Algorithmic aspects of gauged Gaussian fermionic projected entangled pair states

TL;DR

This paper explores the algorithmic performance of Monte Carlo methods using gauged Gaussian fermionic PEPS for lattice gauge theories, aiming to improve simulations of complex quantum systems beyond traditional approaches.

Contribution

It investigates the numerical behavior of non-action-based Monte Carlo within GGFPEPS, identifying optimal update sizes and effects of gauge fixing and translation invariance on convergence.

Findings

Optimal update size for GGFPEPS-based MC identified

Gauge fixing generally slows convergence

Not exploiting translation-invariance can improve error convergence

Abstract

Lattice gauge theories (LGTs) provide a powerful framework for studying non-perturbative phenomena in gauge theories. However, conventional approaches such as Monte Carlo (MC) simulations in imaginary time are limited, as they do not allow real time evolution and suffer from a sign problem in many important cases. Using Gauged Gaussian fermionic projected entangled pair states (GGFPEPS) as a variational ground state ansatz offers an alternative for studying LGTs through a sign-problem-free variational MC. As this method is extended to larger and more complex systems, understanding its numerical behavior becomes essential.

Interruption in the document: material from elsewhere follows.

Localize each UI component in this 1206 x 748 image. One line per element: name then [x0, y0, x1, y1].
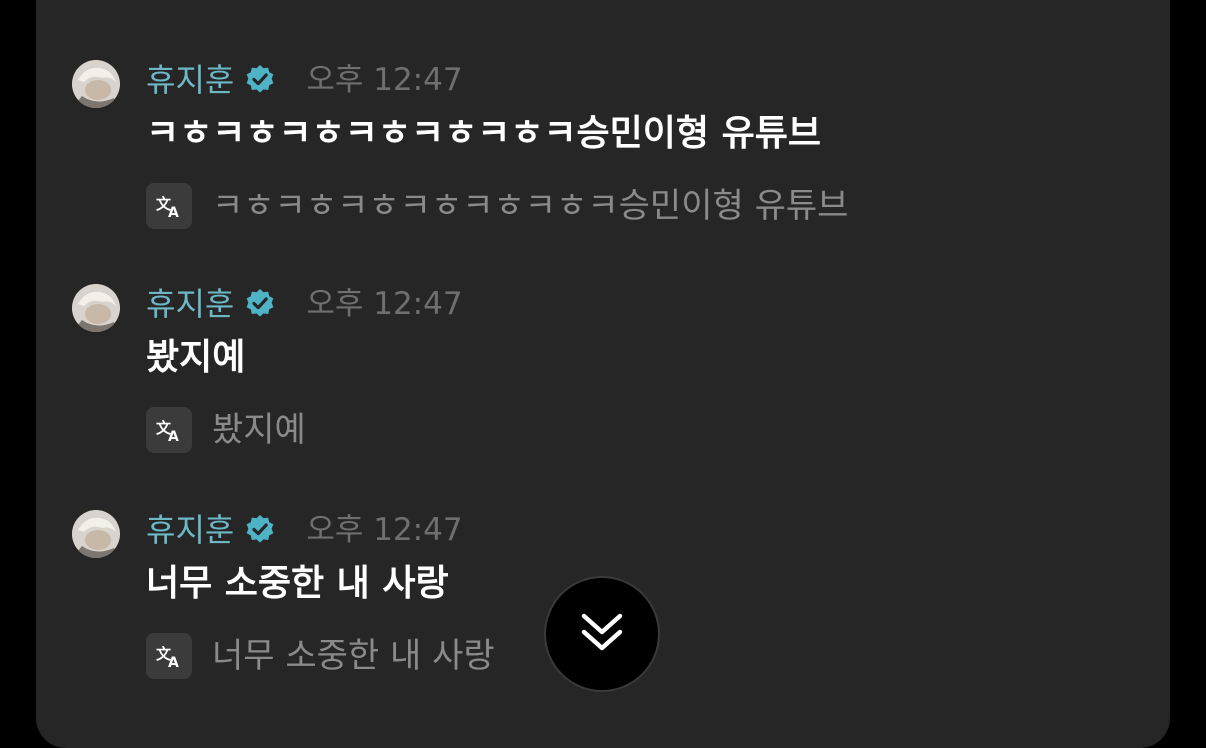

While conventional action based MC has been extensively studied, the performance and characteristics of non-action-based MC within the GGFPEPS framework are far less explored. In this work, we investigate these algorithmic aspects, identifying an optimal update size for GGFPEPS-based MC simulations for $\mathbb{Z}_2$ in $2+1$ dimensions. We show that gauge fixing generally slows convergence, and demonstrate that not exploiting the translation-invariance can, in some cases, improve the computational time scaling of error convergence. We expect that these improvements will allow advancing the simulation to larger and more complex systems.